EIS covers these situations of loss of employment:

  • Normal retrenchment and redundancy
  • VSS/MSS (Voluntary/Mutual Separation Scheme)
  • Closure of the company due to natural disasters
  • Bankruptcy or closure of the company
  • Constructive dismissal
  • Resignation due to sexual harassment or threats made in the workplace
  • Resignation after being ordered to perform dangerous duties that are not within the job scope

How the EIS works

Every employee in the private sector is automatically enrolled into the EIS, and it is the employer’s responsibility to ensure that contributions are made through salary deductions. However, note that the EIS does not cover domestic workers, the self-employed, civil servants, and workers in local authorities and statutory bodies

Employers and employees contribute 0.2% of an employee’s salary each; this means that the total contribution would be 0.4% of an employee’s monthly salary.

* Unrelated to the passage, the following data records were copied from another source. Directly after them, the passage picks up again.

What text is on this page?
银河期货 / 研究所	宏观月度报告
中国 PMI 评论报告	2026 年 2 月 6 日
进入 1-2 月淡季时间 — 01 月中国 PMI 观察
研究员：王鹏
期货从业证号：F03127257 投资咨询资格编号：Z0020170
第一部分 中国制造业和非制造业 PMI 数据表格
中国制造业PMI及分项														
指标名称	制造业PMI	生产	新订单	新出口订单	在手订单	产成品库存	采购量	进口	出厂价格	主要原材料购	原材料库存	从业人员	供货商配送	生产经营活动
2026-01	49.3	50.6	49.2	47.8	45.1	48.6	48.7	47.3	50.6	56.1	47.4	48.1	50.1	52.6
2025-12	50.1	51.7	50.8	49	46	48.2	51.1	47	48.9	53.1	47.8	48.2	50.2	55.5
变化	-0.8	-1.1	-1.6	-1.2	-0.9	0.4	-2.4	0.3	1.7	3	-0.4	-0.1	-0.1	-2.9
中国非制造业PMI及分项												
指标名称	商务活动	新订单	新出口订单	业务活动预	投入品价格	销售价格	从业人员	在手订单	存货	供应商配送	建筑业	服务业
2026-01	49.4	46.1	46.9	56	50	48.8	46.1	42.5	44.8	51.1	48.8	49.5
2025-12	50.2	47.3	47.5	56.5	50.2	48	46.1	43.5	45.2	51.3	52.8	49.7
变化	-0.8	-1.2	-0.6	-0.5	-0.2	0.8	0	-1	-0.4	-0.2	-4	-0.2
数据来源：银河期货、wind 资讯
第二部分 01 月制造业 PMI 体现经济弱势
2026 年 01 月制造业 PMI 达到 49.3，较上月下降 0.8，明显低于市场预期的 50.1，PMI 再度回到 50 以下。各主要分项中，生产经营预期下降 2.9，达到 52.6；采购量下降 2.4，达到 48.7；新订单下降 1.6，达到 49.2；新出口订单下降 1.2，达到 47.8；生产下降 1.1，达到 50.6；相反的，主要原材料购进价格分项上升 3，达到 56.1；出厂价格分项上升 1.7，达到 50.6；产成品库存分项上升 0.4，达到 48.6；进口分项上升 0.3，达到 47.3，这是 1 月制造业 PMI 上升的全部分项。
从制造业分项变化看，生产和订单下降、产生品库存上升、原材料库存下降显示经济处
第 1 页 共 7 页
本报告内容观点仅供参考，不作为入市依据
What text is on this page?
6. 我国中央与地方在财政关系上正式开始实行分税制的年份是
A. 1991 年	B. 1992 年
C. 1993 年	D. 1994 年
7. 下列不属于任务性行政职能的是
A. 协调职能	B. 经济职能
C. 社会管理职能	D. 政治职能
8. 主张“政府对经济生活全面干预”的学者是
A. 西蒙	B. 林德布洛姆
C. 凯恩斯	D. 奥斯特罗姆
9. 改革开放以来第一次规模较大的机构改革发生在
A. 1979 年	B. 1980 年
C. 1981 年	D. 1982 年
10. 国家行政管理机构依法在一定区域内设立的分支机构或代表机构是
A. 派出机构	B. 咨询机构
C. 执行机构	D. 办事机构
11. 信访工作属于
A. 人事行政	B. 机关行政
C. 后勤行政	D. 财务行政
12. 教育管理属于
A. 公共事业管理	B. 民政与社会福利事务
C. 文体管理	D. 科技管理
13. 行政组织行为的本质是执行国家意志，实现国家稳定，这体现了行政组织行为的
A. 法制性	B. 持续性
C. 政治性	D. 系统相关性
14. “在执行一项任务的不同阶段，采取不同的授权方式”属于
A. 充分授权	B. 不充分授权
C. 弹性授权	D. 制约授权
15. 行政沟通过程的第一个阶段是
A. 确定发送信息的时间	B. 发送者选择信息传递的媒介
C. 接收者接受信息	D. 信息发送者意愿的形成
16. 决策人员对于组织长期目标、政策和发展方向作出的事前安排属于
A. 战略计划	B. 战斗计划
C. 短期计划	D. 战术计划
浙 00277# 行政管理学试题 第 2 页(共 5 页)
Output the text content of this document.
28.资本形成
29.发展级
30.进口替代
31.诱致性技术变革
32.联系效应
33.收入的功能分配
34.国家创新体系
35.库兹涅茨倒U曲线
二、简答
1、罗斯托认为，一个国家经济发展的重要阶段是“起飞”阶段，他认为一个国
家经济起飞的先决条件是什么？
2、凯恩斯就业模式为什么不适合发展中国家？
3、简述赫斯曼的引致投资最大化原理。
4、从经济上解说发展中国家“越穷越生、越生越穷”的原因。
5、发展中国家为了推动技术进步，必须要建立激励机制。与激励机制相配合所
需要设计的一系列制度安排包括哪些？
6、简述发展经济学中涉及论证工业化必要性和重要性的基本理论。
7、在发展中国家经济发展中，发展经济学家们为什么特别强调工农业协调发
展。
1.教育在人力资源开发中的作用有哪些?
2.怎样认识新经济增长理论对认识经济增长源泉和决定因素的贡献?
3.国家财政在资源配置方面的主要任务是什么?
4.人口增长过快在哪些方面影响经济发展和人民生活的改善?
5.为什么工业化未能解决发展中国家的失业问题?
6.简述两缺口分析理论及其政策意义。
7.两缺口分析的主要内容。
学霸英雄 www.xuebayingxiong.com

The minimum eligible monthly salary can be as low as RM30, where the 0.4% will see them contributing just RM0.10 each month. On the other hand, the maximum eligible monthly salary contribution is capped at RM4,000. So even if you’re earning more than RM4,000 a month, the contribution from you and your employer is fixed at 0.4% of RM4,000, leading to the maximum amount of contribution capped at RM15.80 per month.

Should you lose your job, then you will be able to claim a number of benefits from the insurance scheme.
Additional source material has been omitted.